I like this one because I used to be treated the same by my EX-best friend. She caused so much drama about my other best friend she got all jealous.

  "Never let a stumble in the road be the end of a journey."
I love this quote because as everyone knows I have a huge obsession with Shawn Mendes, and it's always been a dream to meet him. I hit so many bumps. But I never gave up.

   "I saw that you were perfect and I loved you, Then I saw you were not perfect and I loved you even more."
This means a lot because this goes towards my crush.  I thought he was perfect, his eyes were so pretty and his smile brightened any rainy day. Then I saw some of his flaws and began liking him even more.

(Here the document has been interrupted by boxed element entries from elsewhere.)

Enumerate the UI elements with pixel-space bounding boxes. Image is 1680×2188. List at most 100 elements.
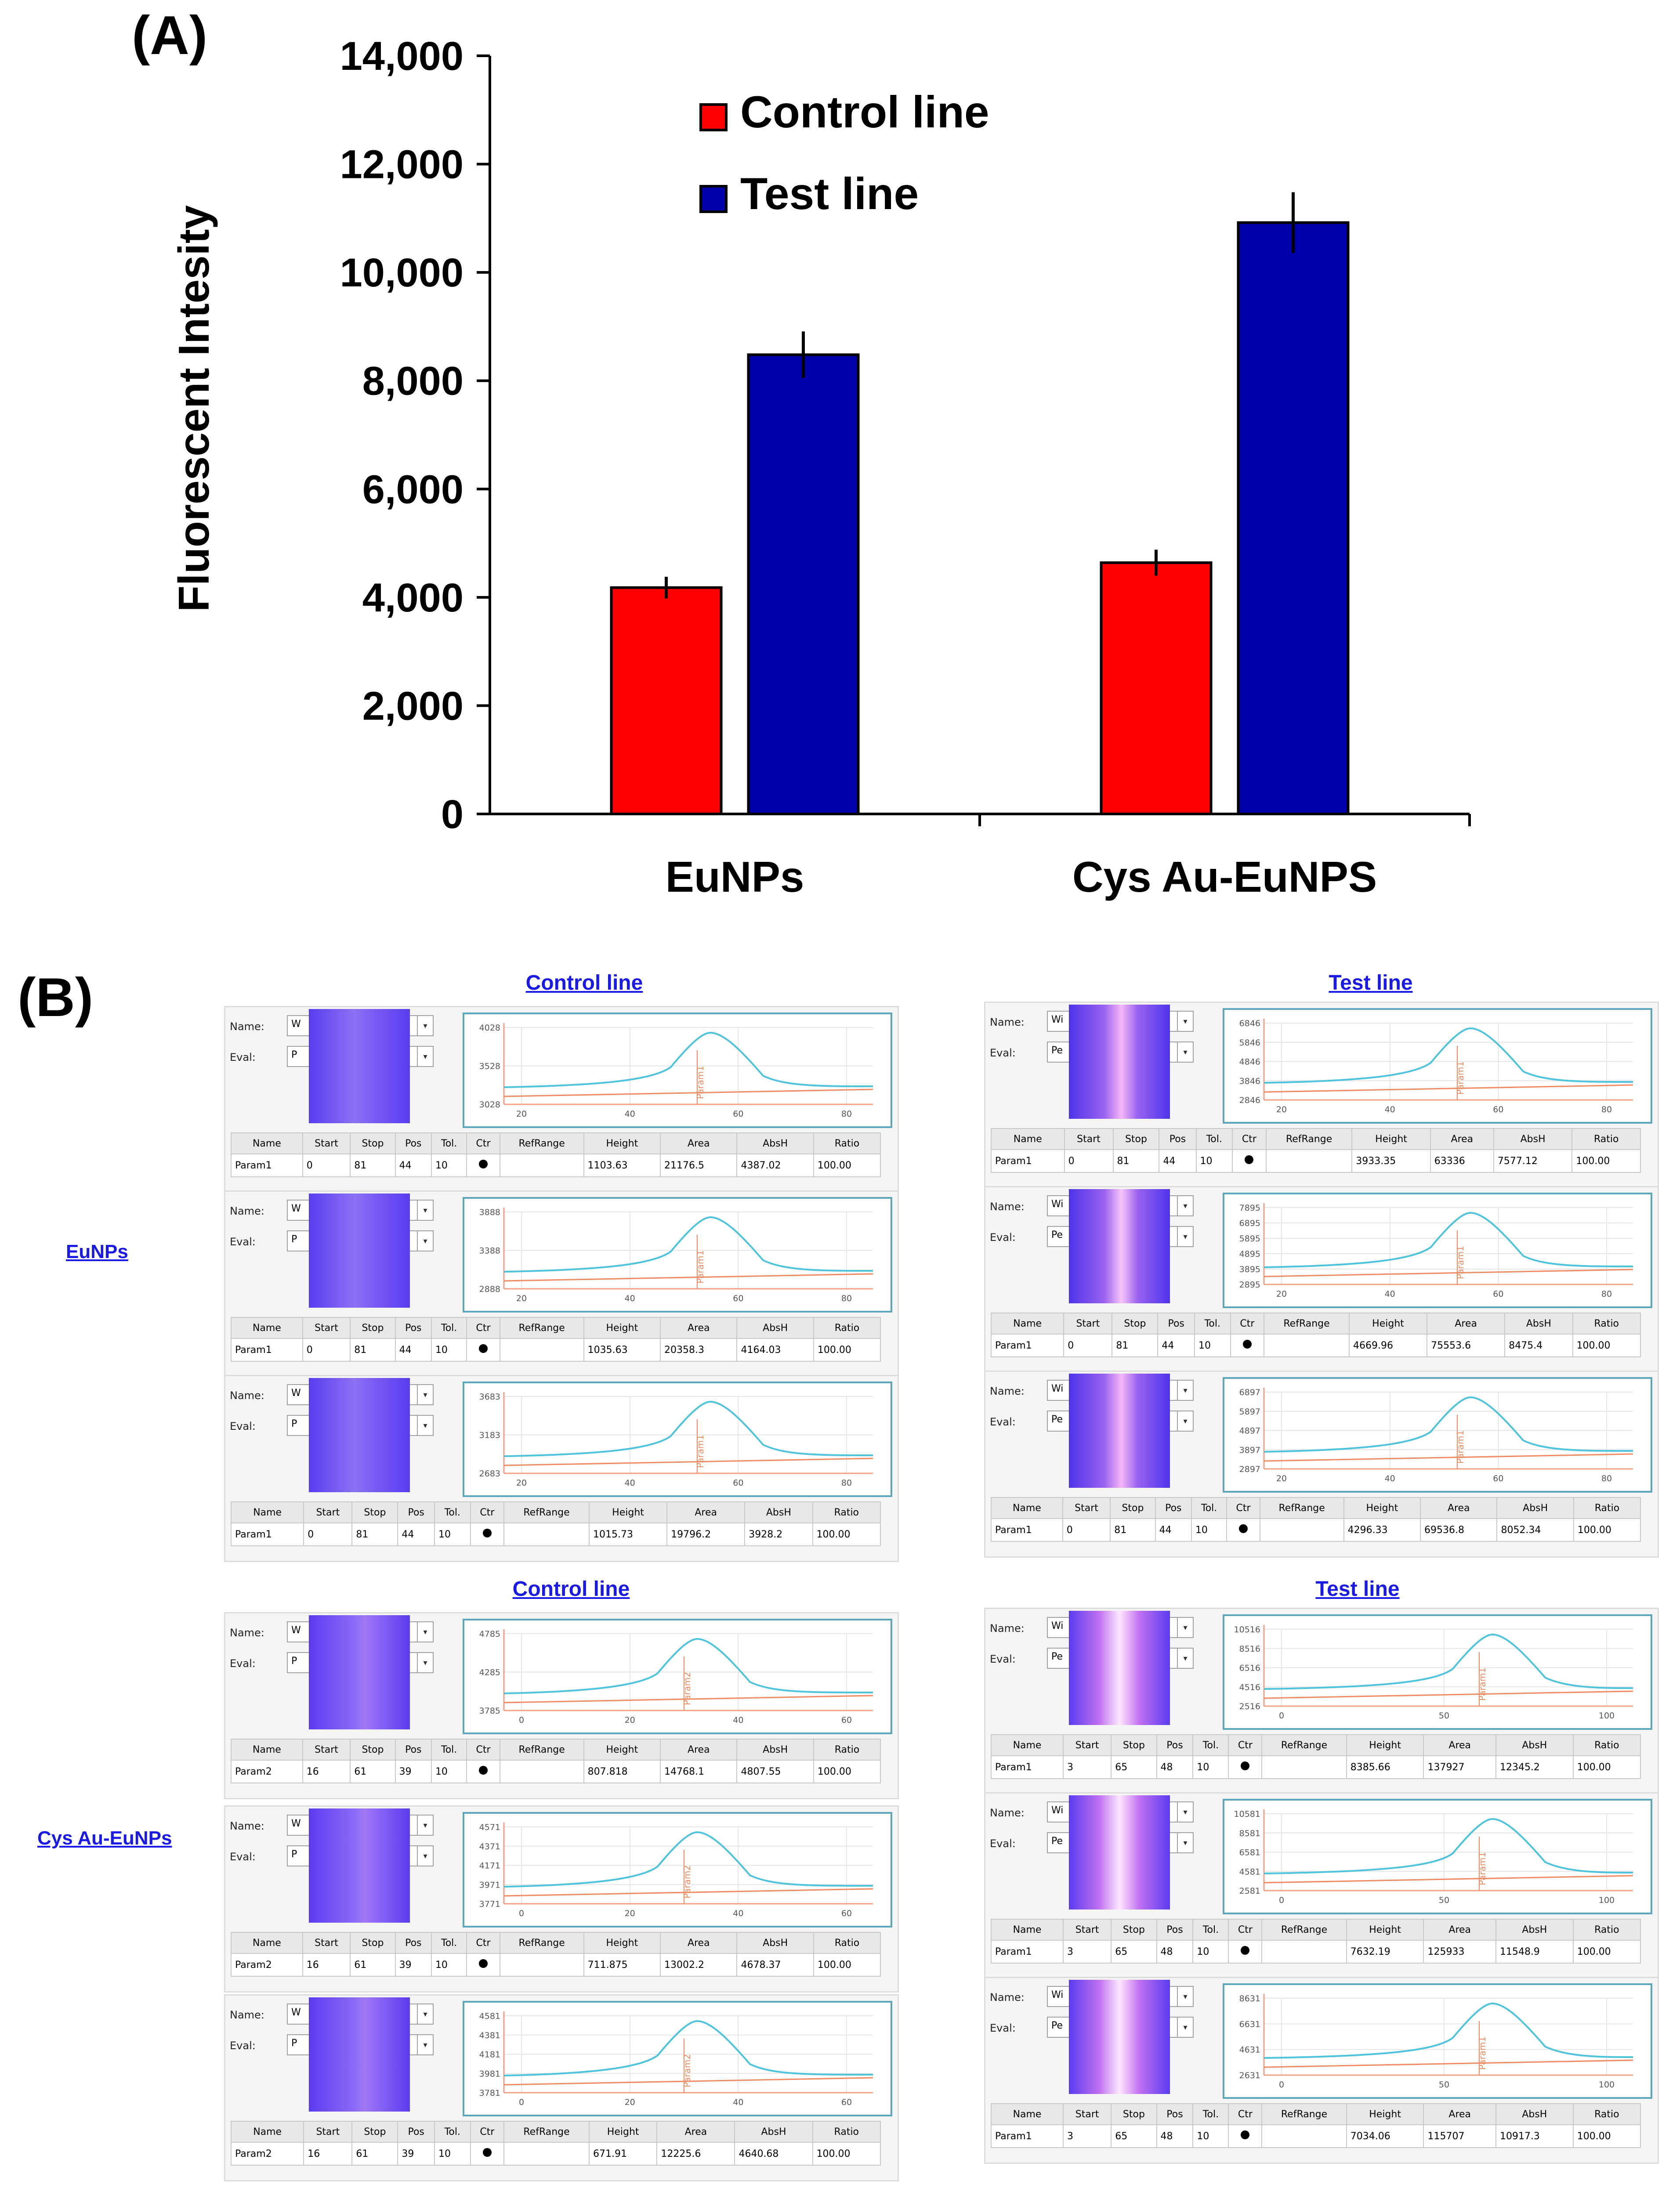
- eval-label: Eval:: [990, 2022, 1016, 2034]
- table-cell: 8385.66: [1346, 1755, 1424, 1779]
- chevron-down-icon[interactable]: ▾: [417, 1201, 433, 1220]
- table-header: Height: [583, 1317, 661, 1339]
- chevron-down-icon[interactable]: ▾: [1177, 2018, 1193, 2037]
- chevron-down-icon[interactable]: ▾: [417, 1416, 433, 1435]
- ctr-radio-icon[interactable]: [1241, 1946, 1250, 1955]
- chevron-down-icon[interactable]: ▾: [1177, 1012, 1193, 1031]
- strip-image: [1069, 1189, 1170, 1303]
- table-header: Ctr: [470, 1501, 505, 1523]
- ctr-radio-icon[interactable]: [482, 2148, 492, 2157]
- plot-x-tick: 0: [519, 1715, 524, 1725]
- ctr-radio-icon[interactable]: [479, 1959, 488, 1968]
- intensity-curve: [503, 1831, 873, 1888]
- ctr-radio-icon[interactable]: [1245, 1155, 1254, 1164]
- table-header: Pos: [1157, 1313, 1195, 1334]
- plot-x-tick: 60: [1493, 1105, 1503, 1114]
- chevron-down-icon[interactable]: ▾: [1177, 1649, 1193, 1668]
- plot-y-tick: 3981: [479, 2069, 500, 2079]
- baseline-line: [1264, 1875, 1633, 1884]
- chevron-down-icon[interactable]: ▾: [1177, 1227, 1193, 1246]
- chevron-down-icon[interactable]: ▾: [417, 1653, 433, 1672]
- plot-y-tick: 8581: [1239, 1829, 1260, 1838]
- chevron-down-icon[interactable]: ▾: [417, 1622, 433, 1642]
- plot-x-tick: 20: [625, 2098, 635, 2107]
- table-cell: 4807.55: [736, 1760, 814, 1783]
- table-cell: Param1: [990, 1334, 1064, 1357]
- chevron-down-icon[interactable]: ▾: [1177, 1618, 1193, 1637]
- table-cell: 1035.63: [583, 1338, 661, 1362]
- table-row: Param1 0 81 44 10 4296.33 69536.8 8052.34 100.00: [991, 1518, 1641, 1542]
- ctr-radio-icon[interactable]: [1241, 1761, 1250, 1770]
- intensity-curve: [1264, 1633, 1633, 1690]
- row-label-cys-au-eunps: Cys Au-EuNPs: [37, 1827, 172, 1849]
- chevron-down-icon[interactable]: ▾: [1177, 1987, 1193, 2006]
- ctr-radio-icon[interactable]: [479, 1344, 488, 1353]
- table-cell: 63336: [1430, 1149, 1494, 1173]
- baseline-line: [1264, 2059, 1633, 2068]
- intensity-plot: 4785 4285 3785 0 20 40 60 Param2: [463, 1619, 892, 1734]
- table-header: Ratio: [813, 1132, 881, 1154]
- plot-y-tick: 3528: [479, 1062, 500, 1071]
- table-header: Height: [1346, 1734, 1424, 1756]
- table-cell: 12225.6: [656, 2142, 735, 2166]
- table-cell: 16: [303, 2142, 353, 2166]
- table-cell: [1265, 1149, 1353, 1173]
- table-cell: Param1: [990, 1940, 1064, 1964]
- table-header: Ratio: [1571, 1128, 1641, 1150]
- table-header: Height: [1348, 1313, 1428, 1334]
- chevron-down-icon[interactable]: ▾: [417, 2004, 433, 2024]
- chevron-down-icon[interactable]: ▾: [1177, 1411, 1193, 1431]
- ctr-radio-icon[interactable]: [1241, 2130, 1250, 2139]
- y-tick-label: 8,000: [362, 359, 463, 404]
- chevron-down-icon[interactable]: ▾: [1177, 1196, 1193, 1215]
- chevron-down-icon[interactable]: ▾: [417, 2035, 433, 2054]
- plot-y-tick: 4581: [1239, 1867, 1260, 1877]
- table-cell: Param2: [230, 2142, 304, 2166]
- table-row: Param2 16 61 39 10 711.875 13002.2 4678.37 100.0…: [231, 1953, 881, 1977]
- plot-x-tick: 60: [841, 2098, 852, 2107]
- table-cell: 100.00: [1573, 1518, 1641, 1542]
- ctr-radio-icon[interactable]: [482, 1529, 492, 1537]
- table-cell: 11548.9: [1495, 1940, 1574, 1964]
- chevron-down-icon[interactable]: ▾: [417, 1231, 433, 1251]
- chevron-down-icon[interactable]: ▾: [1177, 1833, 1193, 1852]
- x-tick-label: Cys Au-EuNPS: [1072, 853, 1377, 901]
- table-header: Ctr: [466, 1132, 500, 1154]
- table-cell: 10: [1195, 1149, 1233, 1173]
- table-header: Tol.: [434, 2121, 471, 2143]
- table-cell: 10917.3: [1495, 2124, 1574, 2148]
- y-axis-label: Fluorescent Intesity: [170, 205, 218, 612]
- bar-control-line: [1100, 561, 1213, 816]
- table-header: Stop: [1112, 1313, 1159, 1334]
- chevron-down-icon[interactable]: ▾: [417, 1815, 433, 1835]
- table-cell: 100.00: [1572, 1334, 1641, 1357]
- plot-y-tick: 2897: [1239, 1465, 1260, 1474]
- chevron-down-icon[interactable]: ▾: [417, 1385, 433, 1404]
- strip-image: [309, 1193, 410, 1308]
- chevron-down-icon[interactable]: ▾: [417, 1846, 433, 1866]
- chevron-down-icon[interactable]: ▾: [1177, 1802, 1193, 1822]
- table-header: Pos: [1156, 1919, 1194, 1941]
- combo-value: Pe: [1051, 1230, 1063, 1240]
- chevron-down-icon[interactable]: ▾: [417, 1016, 433, 1035]
- chevron-down-icon[interactable]: ▾: [1177, 1042, 1193, 1062]
- ctr-radio-icon[interactable]: [1242, 1340, 1252, 1349]
- table-cell: 48: [1156, 2124, 1194, 2148]
- name-label: Name:: [990, 1385, 1025, 1397]
- chevron-down-icon[interactable]: ▾: [1177, 1381, 1193, 1400]
- plot-x-tick: 40: [625, 1478, 635, 1488]
- chevron-down-icon[interactable]: ▾: [417, 1047, 433, 1066]
- table-header: Ctr: [1228, 2103, 1263, 2125]
- combo-value: Wi: [1051, 1805, 1064, 1816]
- eval-label: Eval:: [990, 1231, 1016, 1244]
- ctr-radio-icon[interactable]: [479, 1160, 488, 1168]
- y-tick-label: 6,000: [362, 467, 463, 512]
- ctr-radio-icon[interactable]: [479, 1766, 488, 1775]
- table-cell: 61: [350, 1760, 396, 1783]
- plot-y-tick: 4846: [1239, 1057, 1260, 1067]
- plot-x-tick: 20: [625, 1715, 635, 1725]
- ctr-radio-icon[interactable]: [1239, 1524, 1248, 1533]
- table-cell: Param2: [231, 1953, 303, 1977]
- table-header: Tol.: [431, 1317, 467, 1339]
- table-cell: [466, 1760, 500, 1783]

 "It's not the future you're afraid of. It's repeating the past that makes you anxious."
I also like this one because all of the people rely on the past to create their future, When it's not the past that's affecting it its the present.

Tuesday, October 4, 2016

dear daddy

(written a few years ago I believe 2010)



                 Daddy...
You left. You left me with your wife...She hated me. You chose her over me but I forgive you because I love you, daddy. I missed out on all the dances and happiness. I cried every night for three straight months. I was so tired. Not physically but emotionally. Everyone pushed me into motion little by little. Step by Step. Is it me or do I need to snap? I need to go away from smiles but even farther than miles. Tired of running from all my fears so soon they will turn into tears. I felt and looked happy painted on by you. You tell me you're the puppeteer, pulling the strings to my feelings. Everyone says that love hurts...But that's not true. Loniless Hurts, Rejection hurts, everyone confuses these things with love, In reality, Love is the only thing in the entire universe that covers that pain and makes us feel amazing again. But recently I feel no love. In the morning my eyes will not rest you are on my mind it's making me stressed, Do you really love me like you say you do? or is it to just help me with tough things. I question my sanity more than you think when I'm alone in the midst of the dark its all I think. You keep me at peace without you I'd drown. But why do I smile when I should cry. no matter how hard I try I can get rid of the pain. Its like you can't escape it, You can push it away but it will eventually come back. That's how you are to me, you are the pain that won't go away and no matter how hard I'll always be there...but only in my mind. I miss you, daddy, I need you...If you knew the pain I feel when I'm not with you when I'm supposed to be and I'm thinking all day about YOU daddy, about how you broke my heart before any boy had the chance to. Which then again never makes the pain go away. The pain you put me through I hope you never feel because the pain makes you not wanna feel. Oh, how do I miss when you would wipe my tears. One day I was dropped. Out of your mind, out of your heart and out of your car. I hope you are happy and satisfied, I really do. I want you to be happy, I want you to know I would rather bare the pain you feel. I would break these walls down in our way. If that's what it takes. I want you to be happier. With Gage, Dylan, Chasyn, and Dakota. I love you daddy. I will always love you.